Description – The Split() Function in R

The split function in r is the function that you use to split data frames and vectors. It has the form of split(v, g) and it will split the data frame or vector according to groups. In this function, v is the data frame or vector and g is the grouping based on which it is being split. The grouping is described by a character vector that indicates how the data set will be split. The split function has an inverse function called the unsplit function. The unsplit function can recreate the original data set if the same group is used.

Explanation of the split function in R

The split function in r is similar to the strsplit function and the str_split function, which split character strings into individual words. The str_split function can also use a delimiter or multiple delimiters to eliminate words in the input string from the output string. The split function will split a data frame based on each column name in the group list. It can be used in the apply function and the lapply function, to split individual columns of a data frame. This function does a rather good job of helping to categorize the data within a data set. It divides it up according to categories so that you can see them.
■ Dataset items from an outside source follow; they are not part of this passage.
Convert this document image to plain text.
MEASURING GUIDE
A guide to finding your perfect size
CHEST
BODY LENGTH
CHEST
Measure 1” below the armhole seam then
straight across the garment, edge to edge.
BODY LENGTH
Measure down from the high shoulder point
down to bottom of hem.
Examples of the split function in action

Here are three examples of the split function in action.

> v = 1:9
> g = c(“A”,”B”,”C”,”A”,”B”,”C”,”A”,”B”,”C”)
> sp = split(v,g)
> sp
$A
[1] 1 4 7

$B
[1] 2 5 8

$C
[1] 3 6 9

> u = unsplit(sp,g)
> u
[1] 1 2 3 4 5 6 7 8 9

This example uses the split and unsplit functions on a vector.

> A = c(“A”,”B”,”C”,”A”,”B”,”C”,”A”,”B”,”C”)
> B = 1:9
> df = data.frame(A,B)
> sp = split(df,df$A)
> sp
$A
A B
1 A 1
4 A 4
7 A 7

$B
A B
2 B 2
5 B 5
8 B 8

$C
A B
3 C 3
6 C 6
9 C 9

> u = unsplit(sp,df$A)
> u
A B
1 A 1
2 B 2
3 C 3
4 A 4
5 B 5
6 C 6
7 A 7
8 B 8
9 C 9

This example uses the split and unsplit functions on a data frame using a direct reference to a column name.

> A = c(“A”,”B”,”C”,”A”,”B”,”C”,”A”,”B”,”C”)
> B = 1:9
> df = data.frame(A,B)
> sp = split(df,A)
> sp
$A
A B
1 A 1
4 A 4
7 A 7

$B
A B
2 B 2
5 B 5
8 B 8

$C
A B
3 C 3
6 C 6
9 C 9

> u = unsplit(sp,A)
> u
A B
1 A 1
2 B 2
3 C 3
4 A 4
5 B 5
6 C 6
7 A 7
8 B 8
9 C 9
> z = sp$B
> z
A B
2 B 2
5 B 5
8 B 8

This example uses the split and unsplit functions on a data frame using a vector that is similar to the first column. It also uses the dollar sign operation to pull some of the data out into a smaller data frame.

Applications of the split function in R

The main application of the split function is dividing up data into categories. It is designed to work on vectors and data frames, and it has a lot of flexibility. In data frames where the first column has repetitive labels that service categories this function can rearrange the data according to those categories. For vectors, this function can rearrange the data in a format that divides it up into categories that are defined within the function. It is a helpful tool for displaying data in a more meaningful way.

A split function is a handy tool for displaying data in a meaningful manner. It also supplies a way of pulling a part of the categorized data out of the original data set and storing it in a different data set. It is a useful tool, for rearranging data according to categories. After which you can display it or spread it to other variables. You will find this function an especially useful tool.